New Delhi: The Centre has decided to set aside an additional Rs22,000 crore to pay fertilizer subsidy dues to manufacturers, to ensure adequate supply.
The government will pay the dues in cash and the additional allocation is expected to cover for subsidy dues till the halfway mark of the current fiscal year that ends in March, chemicals and fertilizers minister Ram Vilas Paswan said on Wednesday.
“We are happy and thankful to the government. But this is a temporary step,” said Satish Chander, director general of trade lobby Fertiliser Association of India (FAI).
The government has already allocated Rs32,000 crore for fertilizer subsidies in the national budget this year. It fixes the maximum retail price a farmer pays for fertilizers and compensates the producer through the subsidy for selling the products at a lower price.
The latest allocation, however, is still not sufficient to meet the annual subsidy bill for the current fiscal year—estimated to be around Rs1.2 trillion by FAI’s Chander and a ministry official, who declined being named.
The government will pay manufacturers now by borrowing from commercial banks and repay the amount after Parliament authorizes the additional spending that would be included in a supplementary budget, the official said.
One of the lenders would be State Bank of India, the official added, while declining to name the other banks.
The earliest the supplementary budget can be presented is during the monsoon session, dates for which are still to be decided.

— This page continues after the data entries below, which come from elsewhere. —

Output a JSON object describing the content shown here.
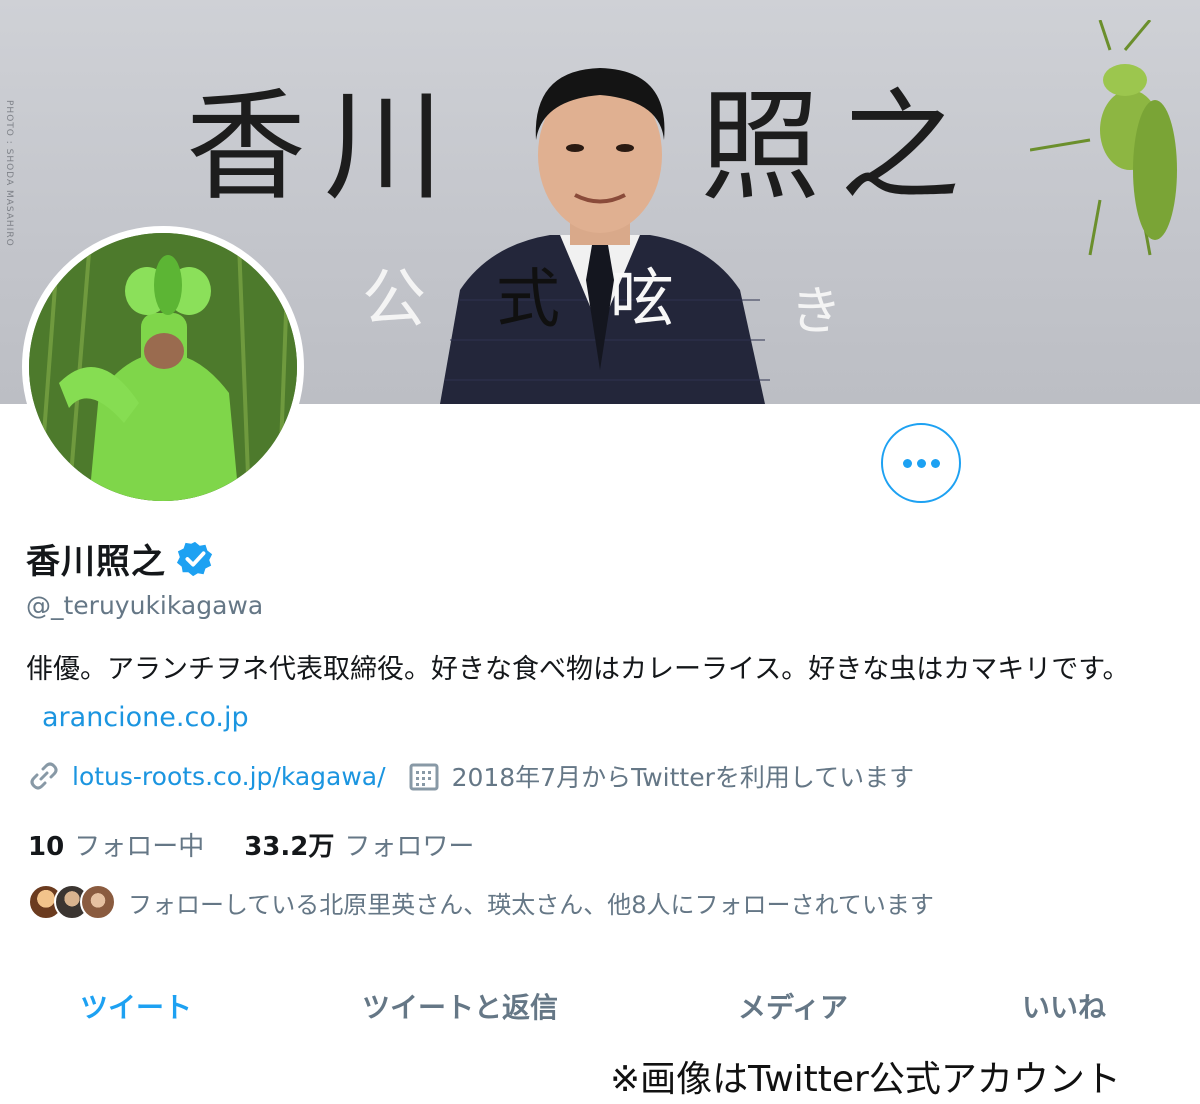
{
  "banner": {
    "photo_credit": "PHOTO : SHODA MASAHIRO",
    "title_left": "香川",
    "title_right": "照之",
    "subtitle": [
      "公",
      "式",
      "呟",
      "き"
    ]
  },
  "profile": {
    "display_name": "香川照之",
    "verified": true,
    "handle": "@_teruyukikagawa",
    "bio_text": "俳優。アランチヲネ代表取締役。好きな食べ物はカレーライス。好きな虫はカマキリです。",
    "bio_link": "arancione.co.jp",
    "website": "lotus-roots.co.jp/kagawa/",
    "joined": "2018年7月からTwitterを利用しています",
    "following_count": "10",
    "following_label": "フォロー中",
    "followers_count": "33.2万",
    "followers_label": "フォロワー",
    "followers_you_know": "フォローしている北原里英さん、瑛太さん、他8人にフォローされています"
  },
  "tabs": [
    {
      "label": "ツイート",
      "active": true
    },
    {
      "label": "ツイートと返信",
      "active": false
    },
    {
      "label": "メディア",
      "active": false
    },
    {
      "label": "いいね",
      "active": false
    }
  ],
  "caption": "※画像はTwitter公式アカウント",
  "colors": {
    "accent": "#1da1f2",
    "link": "#1b95e0",
    "muted": "#657786",
    "text": "#14171a"
  },
  "icons": {
    "more": "more-horizontal-icon",
    "verified": "verified-badge-icon",
    "link": "link-icon",
    "calendar": "calendar-icon"
  }
}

“What is of critical importance is that the government gets a sanction of an additional Rs50,000 crore (instead of the Rs22,000 crore) during the mo-nsoon session, so that subsidy dues can be paid till the end of December,” Chander said.
Due to rise in oil prices as well as many imported fertilizer inputs, subsidy payments have skyrocketed in the past four years from Rs15,779 crore in 2004-05 to an estimated Rs1.2 trillion in 2008-09, or 2% of the gross domestic product, the ministry official said.
In the previous fiscal year, the subsidy stood at Rs40,338 crore, which included Rs7,500 crore paid through a first-ever issue of fertilizer bonds. Fertilizer producing firms have been strongly opposing any further issue of such bonds.
Chander said Wednesday’s decision will help companies to continue production and allay scarcity fears.